As the mother of four adopted children, Marshall also serves as chair of Dallas Casa, a non-profit organization that advocates for abused and neglected children. “I want us to be about saving kids, serving them and placing them in permanent, safe homes with caring adults. We have to save these kids.”
She wants the next generation of young girls, and boys, to know that they, too, can accomplish anything they want in life.
“I want them to know they should do anything they want to do and the key is if they want to do it,” Marshall says when reflecting on what message she would send to adolescents. “When I was growing up, my mom taught me a poem that says “Be The Best.” The message is [that] no matter what you want to do, whatever your passions are, where the Lord takes you, just be the best and know that you can do anything.
“Once you decide what that is or land in that spot, then be the best,” Marshall continues. “Don’t put any limits on yourself. No limits.”
Her story has become an inspiration to many, including Poizon Ivy, the Mavs’ In-house entertainment guru. “Growing up, my dream was to be the first female NBA commissioner, so having Cynt in her role as the first black female CEO continues to affirm that anything and everything is possible,” says Ivy. “She leads with an incomparable style, infused with swag, humility, confidence, [and] accountability all at an extremely infectious level.
“There is not a time that I am out in the community that I am not complimented on how lucky we are to work under her leadership and guidance. That is the kind of leader I aspire to be and she makes it look so easy and effortless.”

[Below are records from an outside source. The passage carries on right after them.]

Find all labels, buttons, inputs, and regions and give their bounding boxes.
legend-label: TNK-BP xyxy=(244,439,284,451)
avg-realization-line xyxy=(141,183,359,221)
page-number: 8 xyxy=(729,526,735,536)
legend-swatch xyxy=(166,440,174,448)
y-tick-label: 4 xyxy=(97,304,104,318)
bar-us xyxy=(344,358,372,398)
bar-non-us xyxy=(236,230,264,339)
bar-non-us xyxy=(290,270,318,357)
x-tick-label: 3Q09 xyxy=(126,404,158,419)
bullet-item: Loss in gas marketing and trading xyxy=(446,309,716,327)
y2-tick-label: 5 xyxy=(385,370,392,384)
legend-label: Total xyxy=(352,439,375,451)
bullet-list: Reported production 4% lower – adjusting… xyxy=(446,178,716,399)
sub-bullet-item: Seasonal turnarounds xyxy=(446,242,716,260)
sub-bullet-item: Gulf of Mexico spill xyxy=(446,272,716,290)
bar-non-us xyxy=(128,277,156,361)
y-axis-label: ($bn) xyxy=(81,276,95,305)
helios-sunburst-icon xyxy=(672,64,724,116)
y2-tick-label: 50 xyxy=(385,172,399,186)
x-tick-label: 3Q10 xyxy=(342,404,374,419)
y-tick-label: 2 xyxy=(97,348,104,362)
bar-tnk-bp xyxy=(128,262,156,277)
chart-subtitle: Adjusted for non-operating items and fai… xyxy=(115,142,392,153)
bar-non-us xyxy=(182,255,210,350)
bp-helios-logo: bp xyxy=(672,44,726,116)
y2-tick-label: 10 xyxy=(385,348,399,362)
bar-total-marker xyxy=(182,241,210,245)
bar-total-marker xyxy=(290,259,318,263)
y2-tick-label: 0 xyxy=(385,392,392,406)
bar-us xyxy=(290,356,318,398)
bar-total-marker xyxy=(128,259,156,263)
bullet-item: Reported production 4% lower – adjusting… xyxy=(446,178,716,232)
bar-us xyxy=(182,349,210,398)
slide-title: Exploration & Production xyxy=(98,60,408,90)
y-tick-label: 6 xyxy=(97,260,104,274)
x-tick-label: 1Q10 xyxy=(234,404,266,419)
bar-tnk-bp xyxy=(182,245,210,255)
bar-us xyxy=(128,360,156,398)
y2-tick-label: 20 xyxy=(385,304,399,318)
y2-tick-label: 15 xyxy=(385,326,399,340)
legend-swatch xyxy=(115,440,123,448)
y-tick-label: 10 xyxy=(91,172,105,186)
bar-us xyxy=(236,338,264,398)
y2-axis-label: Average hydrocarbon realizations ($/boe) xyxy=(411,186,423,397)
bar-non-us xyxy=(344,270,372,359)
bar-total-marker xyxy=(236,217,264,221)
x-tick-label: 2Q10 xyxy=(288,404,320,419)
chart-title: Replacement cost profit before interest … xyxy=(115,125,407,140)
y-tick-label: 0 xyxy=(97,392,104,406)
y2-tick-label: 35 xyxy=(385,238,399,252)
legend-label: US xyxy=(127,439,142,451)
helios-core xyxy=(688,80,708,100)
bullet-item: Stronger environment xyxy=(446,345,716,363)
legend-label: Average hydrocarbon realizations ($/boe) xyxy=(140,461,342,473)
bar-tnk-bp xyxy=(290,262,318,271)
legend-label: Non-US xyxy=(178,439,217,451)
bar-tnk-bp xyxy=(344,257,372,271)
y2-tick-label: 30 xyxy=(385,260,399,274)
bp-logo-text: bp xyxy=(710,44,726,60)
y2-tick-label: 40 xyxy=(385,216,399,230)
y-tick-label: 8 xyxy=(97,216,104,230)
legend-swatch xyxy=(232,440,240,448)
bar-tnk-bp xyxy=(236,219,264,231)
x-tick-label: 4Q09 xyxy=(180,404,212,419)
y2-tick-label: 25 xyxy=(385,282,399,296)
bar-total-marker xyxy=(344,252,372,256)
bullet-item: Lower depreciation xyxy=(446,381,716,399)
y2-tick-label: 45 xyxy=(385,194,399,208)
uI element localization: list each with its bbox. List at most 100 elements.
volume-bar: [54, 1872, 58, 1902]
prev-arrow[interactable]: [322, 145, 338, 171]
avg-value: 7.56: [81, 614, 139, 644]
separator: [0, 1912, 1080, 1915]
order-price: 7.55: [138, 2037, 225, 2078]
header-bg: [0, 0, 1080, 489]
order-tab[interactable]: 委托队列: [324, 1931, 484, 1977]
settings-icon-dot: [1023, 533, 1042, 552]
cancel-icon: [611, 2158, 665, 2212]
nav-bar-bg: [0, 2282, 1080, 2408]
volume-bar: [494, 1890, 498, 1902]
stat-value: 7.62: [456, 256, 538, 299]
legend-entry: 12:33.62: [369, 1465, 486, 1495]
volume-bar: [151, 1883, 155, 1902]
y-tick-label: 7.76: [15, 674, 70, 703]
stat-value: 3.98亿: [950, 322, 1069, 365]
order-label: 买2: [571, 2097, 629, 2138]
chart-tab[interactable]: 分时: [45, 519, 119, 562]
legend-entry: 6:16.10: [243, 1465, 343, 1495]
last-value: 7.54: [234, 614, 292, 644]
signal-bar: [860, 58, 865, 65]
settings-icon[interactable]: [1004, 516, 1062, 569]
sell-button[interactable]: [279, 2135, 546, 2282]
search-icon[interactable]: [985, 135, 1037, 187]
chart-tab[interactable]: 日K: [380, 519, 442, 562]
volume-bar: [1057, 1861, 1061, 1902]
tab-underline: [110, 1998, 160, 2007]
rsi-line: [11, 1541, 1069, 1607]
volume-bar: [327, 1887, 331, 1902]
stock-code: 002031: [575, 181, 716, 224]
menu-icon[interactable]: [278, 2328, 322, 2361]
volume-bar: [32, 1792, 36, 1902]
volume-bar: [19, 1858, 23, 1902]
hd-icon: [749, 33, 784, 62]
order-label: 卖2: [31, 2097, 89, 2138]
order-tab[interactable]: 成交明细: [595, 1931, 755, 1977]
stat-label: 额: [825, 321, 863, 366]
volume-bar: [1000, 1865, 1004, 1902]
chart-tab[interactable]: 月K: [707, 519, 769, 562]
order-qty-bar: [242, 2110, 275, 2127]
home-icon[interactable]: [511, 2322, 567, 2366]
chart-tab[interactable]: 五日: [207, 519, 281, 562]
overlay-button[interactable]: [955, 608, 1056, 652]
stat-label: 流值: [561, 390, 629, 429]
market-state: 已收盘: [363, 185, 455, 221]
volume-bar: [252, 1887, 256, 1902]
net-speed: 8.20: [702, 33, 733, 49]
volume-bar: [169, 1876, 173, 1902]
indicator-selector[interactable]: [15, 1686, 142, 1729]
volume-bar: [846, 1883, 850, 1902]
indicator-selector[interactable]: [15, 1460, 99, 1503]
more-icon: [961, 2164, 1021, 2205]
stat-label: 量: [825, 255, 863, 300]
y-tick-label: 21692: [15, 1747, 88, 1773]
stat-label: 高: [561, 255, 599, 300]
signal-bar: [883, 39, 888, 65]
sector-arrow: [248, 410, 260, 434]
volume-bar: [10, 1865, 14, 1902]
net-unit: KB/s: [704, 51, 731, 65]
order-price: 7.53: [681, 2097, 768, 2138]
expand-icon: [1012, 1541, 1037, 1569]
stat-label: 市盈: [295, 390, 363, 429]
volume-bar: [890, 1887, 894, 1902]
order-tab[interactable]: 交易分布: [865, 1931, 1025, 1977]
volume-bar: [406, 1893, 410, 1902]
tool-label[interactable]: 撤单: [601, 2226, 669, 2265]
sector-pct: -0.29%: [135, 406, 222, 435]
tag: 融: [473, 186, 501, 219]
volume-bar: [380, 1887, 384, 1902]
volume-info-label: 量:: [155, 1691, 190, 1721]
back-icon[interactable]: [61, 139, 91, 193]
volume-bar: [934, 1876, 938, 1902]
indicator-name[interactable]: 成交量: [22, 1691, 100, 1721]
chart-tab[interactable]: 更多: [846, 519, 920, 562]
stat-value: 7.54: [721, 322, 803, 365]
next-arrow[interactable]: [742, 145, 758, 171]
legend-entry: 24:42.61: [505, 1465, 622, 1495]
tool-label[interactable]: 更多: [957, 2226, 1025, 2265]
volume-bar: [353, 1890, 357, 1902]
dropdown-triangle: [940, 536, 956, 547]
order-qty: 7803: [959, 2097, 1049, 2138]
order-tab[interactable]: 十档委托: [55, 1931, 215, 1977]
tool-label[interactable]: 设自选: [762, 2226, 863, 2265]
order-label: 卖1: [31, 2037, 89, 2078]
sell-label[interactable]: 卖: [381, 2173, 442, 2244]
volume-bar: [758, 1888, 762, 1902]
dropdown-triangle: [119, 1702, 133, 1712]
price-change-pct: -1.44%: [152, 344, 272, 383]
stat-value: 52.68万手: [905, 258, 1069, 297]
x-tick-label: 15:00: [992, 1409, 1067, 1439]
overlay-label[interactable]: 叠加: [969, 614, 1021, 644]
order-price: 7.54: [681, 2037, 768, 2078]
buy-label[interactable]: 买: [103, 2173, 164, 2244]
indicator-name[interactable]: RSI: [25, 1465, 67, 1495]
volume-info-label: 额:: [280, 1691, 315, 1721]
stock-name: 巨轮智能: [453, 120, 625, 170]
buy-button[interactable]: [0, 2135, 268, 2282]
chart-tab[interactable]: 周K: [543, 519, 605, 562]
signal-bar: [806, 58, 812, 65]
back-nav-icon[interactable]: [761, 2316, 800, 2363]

While she’s the first Black female CEO in the NBA, Marshall strongly believes that there will be many, many more women in top sports management roles. And she’s working hard to ensure that happens.
“Yes, there will be more. We aren’t doing our jobs to the fullest if it’s not. That’s what I love about being in this League, in the NBA. We’re very focused on diversity, equity and inclusion, and very focused on that pipeline and making sure we’re bringing others up and giving them those experiences so they’ll be successful.
“We know we are better together when we have a diverse group of people around the table with unique skills.”
When she thinks about the strength of women in the world today, Marshall envisions a triangle with each side representing a woman’s heart, hands and head.
“Women know how to take their heart, hands and head, put it all together and do something great with it. We have passion and compassion; we are smart, resilient, we know how to make a dollar out of 15 cents. We’re very thoughtful.
“When you take our hands, head and heart and we use them to work together, this is what makes you strong,” Marshall says. “We don’t rely on just one or the other, we know how to make them all work together for good. This is our strength.”
Photos courtesy of the Dallas Mavericks.